L'EPFIF indique qu'il n'entend pas remettre en cause en appel les éléments suivants :

-la méthode d'évaluation par comparaison ;

-la superficie du bien de 56m² ;

-la situation locative, à savoir occupée ;

-la valeur unitaire retenue ;

-l'état d'entretien tel qu'il a été constaté par la juridiction de première instance ;

-l'indemnité complémentaire au titre d'une place de stationnement ;

-l'indemnité allouée pour perte de revenus locatifs ;

-le montant de l'indemnité de remploi.

Le commissaire du gouvernement a formé appel incident sur la date de référence, sur l'indemnité complémentaire de 2100 euros au titre de la perte d'un emplacement de stationnement et sur l'application d'une majoration de 10% pour tenir compte de l'entrée en exploitation de la ligne de tramway T4.

1° sur la date de référence

S'agissant de la date de référence, le premier juge a retenu en application de l'article L 322-2 du code de l'expropriation, la création de la [Adresse 16] étant antérieure de moins d'un an à la date d'ouverture de l'enquête publique préalable à la DUP, la date du 11 mars 2018, soit un an avant l'ouverture de l'enquête

L'EPFIF et le commissaire du gouvernement demandent l'infirmation, le bien étant soumis au droit de préemption et demandent de retenir en application des articles L213-4 et L 213-6 du code de l'urbanisme, la date de la dernière modification du PLU délimitant la zone dans laquelle est situé l'ensemble immobilier dont s'agit, à savoir la modification N°1 du 8 avril 2016.

L'article L 322-2 du code de l'expropriation dispose que :

Les biens sont estimés à la date de la décision première instance.
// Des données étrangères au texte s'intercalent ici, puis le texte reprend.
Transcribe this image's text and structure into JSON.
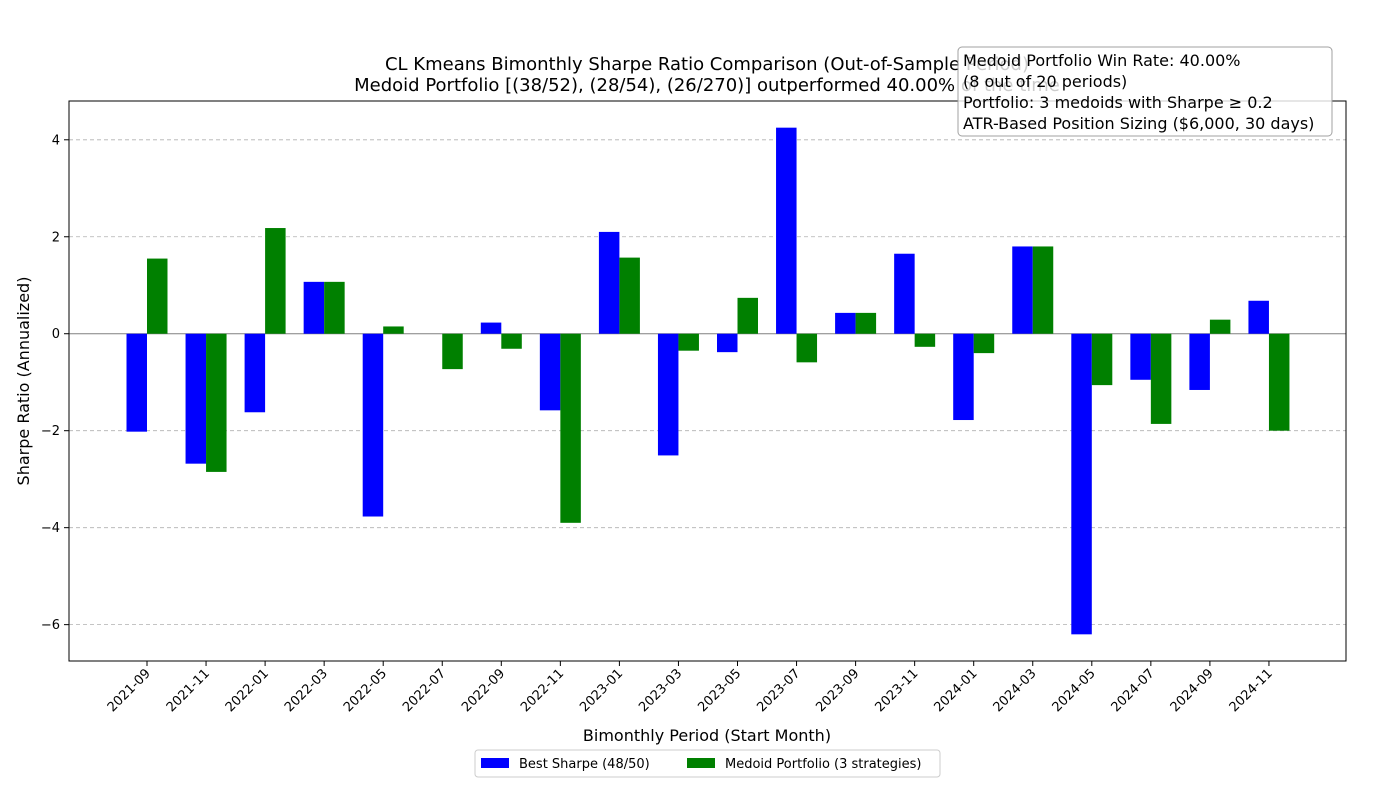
{
  "chart_data": {
    "type": "bar",
    "title": "CL Kmeans Bimonthly Sharpe Ratio Comparison (Out-of-Sample Period)",
    "subtitle": "Medoid Portfolio [(38/52), (28/54), (26/270)] outperformed 40.00% of the time",
    "xlabel": "Bimonthly Period (Start Month)",
    "ylabel": "Sharpe Ratio (Annualized)",
    "ylim": [
      -6.75,
      4.8
    ],
    "yticks": [
      -6,
      -4,
      -2,
      0,
      2,
      4
    ],
    "ytick_labels": [
      "−6",
      "−4",
      "−2",
      "0",
      "2",
      "4"
    ],
    "grid": true,
    "legend_position": "bottom-center",
    "categories": [
      "2021-09",
      "2021-11",
      "2022-01",
      "2022-03",
      "2022-05",
      "2022-07",
      "2022-09",
      "2022-11",
      "2023-01",
      "2023-03",
      "2023-05",
      "2023-07",
      "2023-09",
      "2023-11",
      "2024-01",
      "2024-03",
      "2024-05",
      "2024-07",
      "2024-09",
      "2024-11"
    ],
    "series": [
      {
        "name": "Best Sharpe (48/50)",
        "color": "#0000ff",
        "values": [
          -2.02,
          -2.68,
          -1.62,
          1.07,
          -3.77,
          0.0,
          0.23,
          -1.58,
          2.1,
          -2.51,
          -0.38,
          4.25,
          0.43,
          1.65,
          -1.78,
          1.8,
          -6.2,
          -0.95,
          -1.16,
          0.68
        ]
      },
      {
        "name": "Medoid Portfolio (3 strategies)",
        "color": "#008000",
        "values": [
          1.55,
          -2.85,
          2.18,
          1.07,
          0.15,
          -0.73,
          -0.31,
          -3.9,
          1.57,
          -0.35,
          0.74,
          -0.59,
          0.43,
          -0.27,
          -0.4,
          1.8,
          -1.06,
          -1.86,
          0.29,
          -2.0
        ]
      }
    ],
    "annotations": [
      "Medoid Portfolio Win Rate: 40.00%",
      "(8 out of 20 periods)",
      "Portfolio: 3 medoids with Sharpe ≥ 0.2",
      "ATR-Based Position Sizing ($6,000, 30 days)"
    ]
  }
}
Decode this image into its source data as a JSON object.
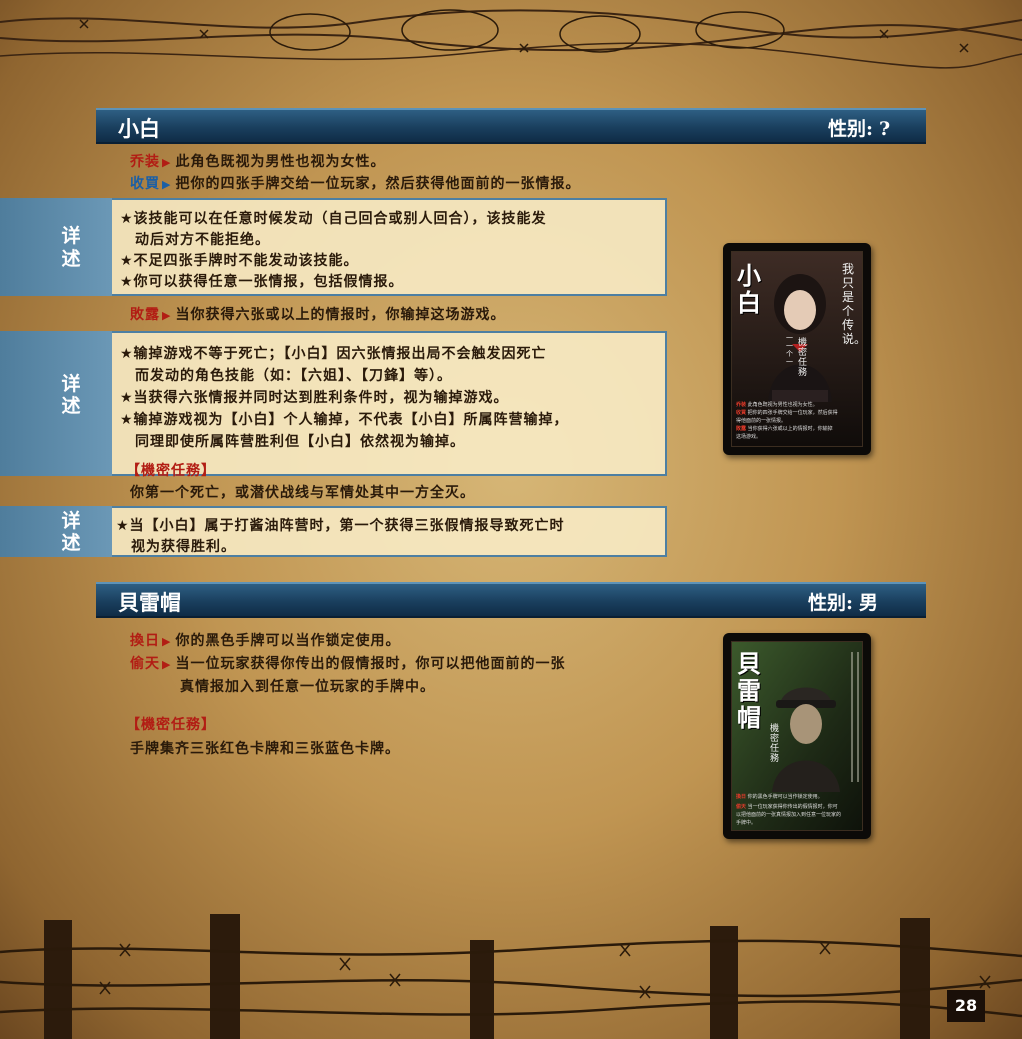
{
  "section1": {
    "name": "小白",
    "gender_label": "性别:",
    "gender_value": "?",
    "skills": [
      {
        "name": "乔装",
        "text": "此角色既视为男性也视为女性。",
        "color": "#b21d14"
      },
      {
        "name": "收買",
        "text": "把你的四张手牌交给一位玩家，然后获得他面前的一张情报。",
        "color": "#1a5fa6"
      }
    ],
    "detail_label": [
      "详",
      "述"
    ],
    "details1": [
      "★该技能可以在任意时候发动（自己回合或别人回合），该技能发",
      "　动后对方不能拒绝。",
      "★不足四张手牌时不能发动该技能。",
      "★你可以获得任意一张情报，包括假情报。"
    ],
    "lose_skill": {
      "name": "敗露",
      "text": "当你获得六张或以上的情报时，你输掉这场游戏。"
    },
    "details2": [
      "★输掉游戏不等于死亡；【小白】因六张情报出局不会触发因死亡",
      "　而发动的角色技能（如：【六姐】、【刀鋒】等）。",
      "★当获得六张情报并同时达到胜利条件时，视为输掉游戏。",
      "★输掉游戏视为【小白】个人输掉，不代表【小白】所属阵营输掉，",
      "　同理即使所属阵营胜利但【小白】依然视为输掉。"
    ],
    "mission_title": "【機密任務】",
    "mission_text": "你第一个死亡，或潜伏战线与军情处其中一方全灭。",
    "details3": [
      "★当【小白】属于打酱油阵营时，第一个获得三张假情报导致死亡时",
      "　视为获得胜利。"
    ],
    "card": {
      "name": "小白",
      "quote": "我只是个传说。",
      "side": "一一个一",
      "mission_label": "機密任務",
      "skill_lines": [
        {
          "name": "乔装",
          "text": "此角色既视为男性也视为女性。"
        },
        {
          "name": "收買",
          "text": "把你的四张手牌交给一位玩家，然后获得"
        },
        {
          "name": "",
          "text": "得他面前的一张情报。"
        },
        {
          "name": "敗露",
          "text": "当你获得六张或以上的情报时，你输掉"
        },
        {
          "name": "",
          "text": "这场游戏。"
        }
      ]
    }
  },
  "section2": {
    "name": "貝雷帽",
    "gender_label": "性别:",
    "gender_value": "男",
    "skills": [
      {
        "name": "換日",
        "text": "你的黑色手牌可以当作锁定使用。"
      },
      {
        "name": "偷天",
        "text": "当一位玩家获得你传出的假情报时，你可以把他面前的一张"
      }
    ],
    "skill_cont": "真情报加入到任意一位玩家的手牌中。",
    "mission_title": "【機密任務】",
    "mission_text": "手牌集齐三张红色卡牌和三张蓝色卡牌。",
    "card": {
      "name": "貝雷帽",
      "mission_label": "機密任務",
      "skill_lines": [
        {
          "name": "換日",
          "text": "你的黑色手牌可以当作锁定使用。"
        },
        {
          "name": "偷天",
          "text": "当一位玩家获得你传出的假情报时，你可"
        },
        {
          "name": "",
          "text": "以把他面前的一张真情报加入到任意一位玩家的"
        },
        {
          "name": "",
          "text": "手牌中。"
        }
      ]
    }
  },
  "page_number": "28"
}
Toutefois, et sous réserve de l'application des dispositions des articles L322-3 à L322-6, est seul pris en considération l'usage effectif des immeubles et droits réels immobiliers un an avant l'ouverture de l'enquête prévue à l'article L1 ou, dans le cas prévu à l'article L 122-4, un an avant la déclaration d'utilité publique ou, dans le cas des projets ou programmes soumis au débat public prévu par l'article L 121-8 du code de l'environnement ou par l'article 3 de la loi numéro 2010-597 du 3 juin 2010 relative au Grand Paris, au jour de la mise à disposition du public du dossier de ce débat ou , lorsque le bien est situé à l'intérieur du périmètre d'une zone d'aménagement concerté mentionné à l'article L311-1 du code de l'urbanisme, à la date de publication de l'acte créant la zone, si elle est antérieure d'au moins un an à la date d'ouverture de l'enquête publique préalable à la déclaration d'utilité publique.

Il est tenu compte des servitudes et des restrictions administratives affectant de façon permanente l'utilisation ou l'exploitation des biens à la date correspondante pour chacun des cas prévus au 2e alinéa, sauf si leur institution révèle, de la part de l'expropriant, une intention de loisirs.

Quelle que soit la nature des biens, il ne peut être tenu compte, même lorsqu'ils sont constatés par des actes de vente, des changements de valeur subie depuis cette date de référence, s'ils ont été provoqués par l'annonce des travaux ou opérations dont la déclaration d'utilité publique est demandée, par la perspective de modifications des règles d'utilisation des sols ou par la réalisation dans les 3 années précédant l'enquête publique de travaux publics dans l'agglomération où est situé le bien.

En outre, les articles L 213-4 et suivants du code de l'urbanisme prévoient des règles particulières, notamment dans le cas où le bien est grevé du de droit préemption urbain.

L'article L 213-6 du code urbanisme dispose que lorsqu'un bien soumis au droit préemption fait l'objet d'une expropriation pour cause d'utilité publique, la date de référence prévue à l'article L322-2 du code de l'expropriation pour cause d'utilité publique est celle prévue au a de l'article L213-4.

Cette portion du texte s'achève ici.